The freshest among them starts just outside Dublin in July. The Oxegen Music Festival is rapidly proving Ireland’s answer to Glastonbury or Australia’s Big Day Out with big name artists like The Foo Fighters and The Prodigy already confirmed for this year’s event.

But for more traditional music tastes, it would be hard to top the Fleadh Ceol na hEireann. It’s an annual gathering of traditional Irish musicians held in August each year. This year Letterkenny in far north County Donegal will play host to the event, expected to attract more than 200,000 visitors.
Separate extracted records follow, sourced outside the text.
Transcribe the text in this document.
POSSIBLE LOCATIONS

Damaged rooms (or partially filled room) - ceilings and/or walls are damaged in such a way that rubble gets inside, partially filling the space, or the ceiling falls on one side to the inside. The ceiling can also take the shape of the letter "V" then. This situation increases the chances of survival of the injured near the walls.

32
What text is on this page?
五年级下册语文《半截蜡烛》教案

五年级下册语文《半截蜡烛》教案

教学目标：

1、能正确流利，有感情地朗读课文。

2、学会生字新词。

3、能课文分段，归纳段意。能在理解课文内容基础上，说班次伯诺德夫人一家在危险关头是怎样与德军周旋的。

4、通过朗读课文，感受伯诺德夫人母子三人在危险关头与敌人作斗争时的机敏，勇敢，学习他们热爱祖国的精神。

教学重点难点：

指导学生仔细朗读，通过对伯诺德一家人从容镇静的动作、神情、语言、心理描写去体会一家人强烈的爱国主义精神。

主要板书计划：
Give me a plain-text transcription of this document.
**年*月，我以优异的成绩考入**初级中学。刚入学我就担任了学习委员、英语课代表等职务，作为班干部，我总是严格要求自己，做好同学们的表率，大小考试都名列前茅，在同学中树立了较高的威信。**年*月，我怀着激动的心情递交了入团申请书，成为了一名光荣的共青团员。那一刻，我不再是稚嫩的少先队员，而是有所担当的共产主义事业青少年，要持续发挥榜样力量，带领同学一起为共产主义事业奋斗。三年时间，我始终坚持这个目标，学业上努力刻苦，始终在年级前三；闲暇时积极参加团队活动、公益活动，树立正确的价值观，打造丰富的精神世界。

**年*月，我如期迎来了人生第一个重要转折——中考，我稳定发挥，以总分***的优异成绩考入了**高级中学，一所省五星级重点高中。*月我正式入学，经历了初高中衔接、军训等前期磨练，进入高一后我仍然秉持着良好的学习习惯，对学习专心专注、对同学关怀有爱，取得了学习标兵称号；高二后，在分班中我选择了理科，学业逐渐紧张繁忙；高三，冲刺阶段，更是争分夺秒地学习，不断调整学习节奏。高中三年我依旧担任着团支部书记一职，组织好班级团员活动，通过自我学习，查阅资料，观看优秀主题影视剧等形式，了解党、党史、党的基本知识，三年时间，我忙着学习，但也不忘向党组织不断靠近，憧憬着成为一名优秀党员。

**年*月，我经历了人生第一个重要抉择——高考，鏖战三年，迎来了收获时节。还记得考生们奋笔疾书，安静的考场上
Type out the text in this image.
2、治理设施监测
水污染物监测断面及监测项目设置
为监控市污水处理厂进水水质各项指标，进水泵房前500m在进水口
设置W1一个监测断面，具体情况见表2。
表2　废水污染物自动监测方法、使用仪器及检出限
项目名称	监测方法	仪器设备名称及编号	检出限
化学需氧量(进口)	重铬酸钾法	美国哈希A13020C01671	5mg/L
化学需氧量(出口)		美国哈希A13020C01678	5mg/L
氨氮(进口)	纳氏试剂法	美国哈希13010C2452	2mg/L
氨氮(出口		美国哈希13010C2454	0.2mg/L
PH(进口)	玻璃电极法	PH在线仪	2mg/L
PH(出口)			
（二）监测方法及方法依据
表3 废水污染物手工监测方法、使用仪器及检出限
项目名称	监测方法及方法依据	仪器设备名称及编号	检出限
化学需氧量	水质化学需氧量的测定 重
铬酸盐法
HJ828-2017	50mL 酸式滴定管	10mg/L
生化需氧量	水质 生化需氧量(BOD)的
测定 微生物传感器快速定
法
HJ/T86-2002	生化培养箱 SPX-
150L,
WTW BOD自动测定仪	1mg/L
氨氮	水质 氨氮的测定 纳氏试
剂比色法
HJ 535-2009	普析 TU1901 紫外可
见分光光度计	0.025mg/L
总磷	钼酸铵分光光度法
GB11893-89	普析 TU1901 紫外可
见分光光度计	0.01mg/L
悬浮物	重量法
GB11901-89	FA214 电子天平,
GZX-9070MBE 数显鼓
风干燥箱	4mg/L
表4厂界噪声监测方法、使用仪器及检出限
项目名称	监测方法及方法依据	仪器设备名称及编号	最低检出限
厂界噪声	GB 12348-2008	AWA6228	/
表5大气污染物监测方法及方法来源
And at about the same time, but at the other end of the country, The Rose of Tralee International Festival will be held in Kerry. It’s a vast helping of native music and humour and at the very least is worth patronising to watch all the glamour and fake sincerity of Miss World wannabes vying to be crowned Tralee’s rose.

The event actually attracts models from all over the world every year. But the final word in festivals goes to, well, pretty much any pub in the country on St Patrick’s Day. It’s in places like Doolin, a mid-west village a stone’s throw from the Cliffs of Moher and barely large enough for its two pubs, where the proprietors of both will serve up a Guinness and a stew for less than a tenner and then a band will kick onto the wee small hours with unplugged renditions of Danny Boy. It’s an Irish experience you’d be hard-pressed to top.

In fact, no matter which pub or village festival you find yourself in for St Paddy’s, from the idyllic pub-crawled streets of Killarney to the larger St Pat’s Day offerings in Dublin, you’ll still likely encounter Ireland’s larger-than-life characters, their far-flung tales and dry-witted humour. It is one of the enduring aspects of a trip to this country at any time of the year.”